Business, Revenue, Whatever: Just Hack - jasonb05
http://neverreadpassively.blogspot.com/2008/04/business-revenue-whatever-just-hack.html

======
timr
Great post. If I ever start a blog, the first entries are going to be on
lessons that can be directly adapted from research to the world of business.

So many people fall in love with their ideas, and seem to forget that things
like business plans and revenue projections are just _models_ , and that
models are utterly meaningless without supporting data. You can plan and
scheme and predict your quarterly revenue to the penny, but that effort
doesn't affect _reality_ in the slightest.

The grant proposal is the analogue to this process in the academic world.
Virtually every researcher knows how to write one, and anyone who has will
tell you that the game is equivalent -- you're presenting future research
(stuff that hasn't been done yet, and that will, in all likelihood, fail
completely) in a way that makes it seem as if success is inevitable. (To make
the analogy complete, you're doing all of this so that you can beg someone for
money!)

There are many ways to write a grant, of course, and you always try to include
as much real data as you can from past experiments.
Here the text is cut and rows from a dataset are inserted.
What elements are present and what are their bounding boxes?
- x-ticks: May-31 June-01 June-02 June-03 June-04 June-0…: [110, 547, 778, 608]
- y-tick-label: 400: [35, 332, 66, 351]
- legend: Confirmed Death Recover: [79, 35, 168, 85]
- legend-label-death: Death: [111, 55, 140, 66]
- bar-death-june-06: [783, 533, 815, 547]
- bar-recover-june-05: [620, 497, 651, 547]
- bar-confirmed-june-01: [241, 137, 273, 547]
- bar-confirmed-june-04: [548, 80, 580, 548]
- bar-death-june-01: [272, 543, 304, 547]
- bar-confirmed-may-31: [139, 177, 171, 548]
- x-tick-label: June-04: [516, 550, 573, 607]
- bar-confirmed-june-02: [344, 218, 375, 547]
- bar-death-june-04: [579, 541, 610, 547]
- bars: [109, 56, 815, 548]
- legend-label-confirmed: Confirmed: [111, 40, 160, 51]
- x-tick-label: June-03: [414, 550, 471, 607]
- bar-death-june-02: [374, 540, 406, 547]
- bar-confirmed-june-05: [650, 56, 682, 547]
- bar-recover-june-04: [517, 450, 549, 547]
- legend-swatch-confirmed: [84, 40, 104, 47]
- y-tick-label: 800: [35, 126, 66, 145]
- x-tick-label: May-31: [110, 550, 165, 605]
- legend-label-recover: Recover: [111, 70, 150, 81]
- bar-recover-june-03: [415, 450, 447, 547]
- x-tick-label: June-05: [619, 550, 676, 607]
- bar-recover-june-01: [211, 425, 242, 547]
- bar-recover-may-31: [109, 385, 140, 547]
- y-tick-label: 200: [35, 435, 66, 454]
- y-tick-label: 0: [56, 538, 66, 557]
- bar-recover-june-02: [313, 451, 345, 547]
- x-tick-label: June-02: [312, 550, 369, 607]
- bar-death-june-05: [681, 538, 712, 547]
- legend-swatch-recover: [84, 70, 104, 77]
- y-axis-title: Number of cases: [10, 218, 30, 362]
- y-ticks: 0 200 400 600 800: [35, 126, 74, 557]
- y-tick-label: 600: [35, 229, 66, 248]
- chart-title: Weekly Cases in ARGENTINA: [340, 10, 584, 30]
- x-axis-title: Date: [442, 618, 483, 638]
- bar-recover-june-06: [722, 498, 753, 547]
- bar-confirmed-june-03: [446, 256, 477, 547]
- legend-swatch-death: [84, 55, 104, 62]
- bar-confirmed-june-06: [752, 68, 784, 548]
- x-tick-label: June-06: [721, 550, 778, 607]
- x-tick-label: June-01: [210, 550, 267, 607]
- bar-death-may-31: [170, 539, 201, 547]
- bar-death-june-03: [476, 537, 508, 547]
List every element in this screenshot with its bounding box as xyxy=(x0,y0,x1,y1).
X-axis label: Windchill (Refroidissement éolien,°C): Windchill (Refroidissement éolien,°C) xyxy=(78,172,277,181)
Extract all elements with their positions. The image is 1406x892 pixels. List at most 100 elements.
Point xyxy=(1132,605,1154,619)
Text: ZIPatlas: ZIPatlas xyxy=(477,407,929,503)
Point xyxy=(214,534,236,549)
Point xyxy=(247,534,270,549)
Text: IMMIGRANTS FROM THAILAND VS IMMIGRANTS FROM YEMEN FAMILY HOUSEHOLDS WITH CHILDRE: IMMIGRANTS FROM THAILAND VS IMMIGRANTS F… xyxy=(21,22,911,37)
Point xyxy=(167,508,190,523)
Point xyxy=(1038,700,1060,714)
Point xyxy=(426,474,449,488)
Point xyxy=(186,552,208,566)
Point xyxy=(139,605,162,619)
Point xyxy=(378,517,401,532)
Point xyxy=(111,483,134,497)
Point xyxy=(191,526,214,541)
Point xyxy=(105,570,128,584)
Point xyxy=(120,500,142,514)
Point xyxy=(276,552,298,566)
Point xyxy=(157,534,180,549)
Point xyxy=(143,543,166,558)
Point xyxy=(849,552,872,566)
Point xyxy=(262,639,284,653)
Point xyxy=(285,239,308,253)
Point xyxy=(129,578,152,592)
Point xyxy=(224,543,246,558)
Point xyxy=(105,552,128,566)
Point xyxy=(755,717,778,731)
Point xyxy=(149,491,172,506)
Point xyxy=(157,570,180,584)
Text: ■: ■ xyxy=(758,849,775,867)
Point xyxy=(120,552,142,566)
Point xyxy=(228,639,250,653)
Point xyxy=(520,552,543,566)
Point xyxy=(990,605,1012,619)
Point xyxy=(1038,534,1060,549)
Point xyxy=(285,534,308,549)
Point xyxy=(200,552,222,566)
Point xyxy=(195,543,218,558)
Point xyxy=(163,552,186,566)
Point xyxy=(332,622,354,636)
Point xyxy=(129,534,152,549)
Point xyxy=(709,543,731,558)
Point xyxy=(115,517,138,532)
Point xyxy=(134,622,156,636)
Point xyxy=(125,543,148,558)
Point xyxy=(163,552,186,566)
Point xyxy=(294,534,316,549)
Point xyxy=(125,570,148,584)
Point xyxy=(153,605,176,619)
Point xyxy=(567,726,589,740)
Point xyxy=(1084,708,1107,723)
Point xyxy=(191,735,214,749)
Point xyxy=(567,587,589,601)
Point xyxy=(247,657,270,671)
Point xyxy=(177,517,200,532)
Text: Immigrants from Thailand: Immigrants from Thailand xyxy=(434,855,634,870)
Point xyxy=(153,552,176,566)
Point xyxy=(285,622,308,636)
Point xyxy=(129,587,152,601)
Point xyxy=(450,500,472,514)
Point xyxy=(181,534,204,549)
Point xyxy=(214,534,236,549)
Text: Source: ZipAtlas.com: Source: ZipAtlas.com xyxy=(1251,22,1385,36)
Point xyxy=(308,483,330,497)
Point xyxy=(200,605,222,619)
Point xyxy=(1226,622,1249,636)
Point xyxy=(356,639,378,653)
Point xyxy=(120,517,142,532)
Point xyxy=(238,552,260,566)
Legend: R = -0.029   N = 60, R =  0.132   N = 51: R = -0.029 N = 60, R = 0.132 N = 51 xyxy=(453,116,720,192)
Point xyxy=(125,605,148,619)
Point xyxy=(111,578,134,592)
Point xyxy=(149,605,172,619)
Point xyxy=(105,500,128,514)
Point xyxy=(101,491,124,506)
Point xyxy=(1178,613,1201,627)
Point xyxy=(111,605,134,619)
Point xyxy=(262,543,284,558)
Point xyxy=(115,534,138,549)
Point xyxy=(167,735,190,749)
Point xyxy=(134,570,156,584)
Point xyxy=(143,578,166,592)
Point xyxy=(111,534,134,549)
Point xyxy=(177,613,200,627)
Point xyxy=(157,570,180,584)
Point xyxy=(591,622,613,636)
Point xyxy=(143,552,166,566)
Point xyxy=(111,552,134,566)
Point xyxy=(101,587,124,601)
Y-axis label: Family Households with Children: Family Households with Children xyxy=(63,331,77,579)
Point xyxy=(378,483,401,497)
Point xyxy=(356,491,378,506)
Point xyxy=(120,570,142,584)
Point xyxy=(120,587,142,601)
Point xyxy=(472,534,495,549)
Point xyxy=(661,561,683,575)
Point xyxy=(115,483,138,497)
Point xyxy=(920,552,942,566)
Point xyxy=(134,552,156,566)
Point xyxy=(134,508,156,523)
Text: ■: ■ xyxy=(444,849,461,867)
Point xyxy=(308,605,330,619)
Fundamentally, however,
what you're really creating is a very detailed, very technical bit of science
_fiction_. Moreover, if you ask 10 researchers if they believe in the details
of what they said in their last grant proposal, 9 of them will laugh in your
face (and the last one will tell you that their research has already moved in
a different direction).

This is one area where the business world has a lot to learn from science and
technology: data trumps all. The more time you spend _planning_ , the less
time you spend _doing_ , and when you're not doing, you're not generating the
data you need to refine your plan.

(Digression: I think this would be better understood if business majors had to
take science classes once in a while.)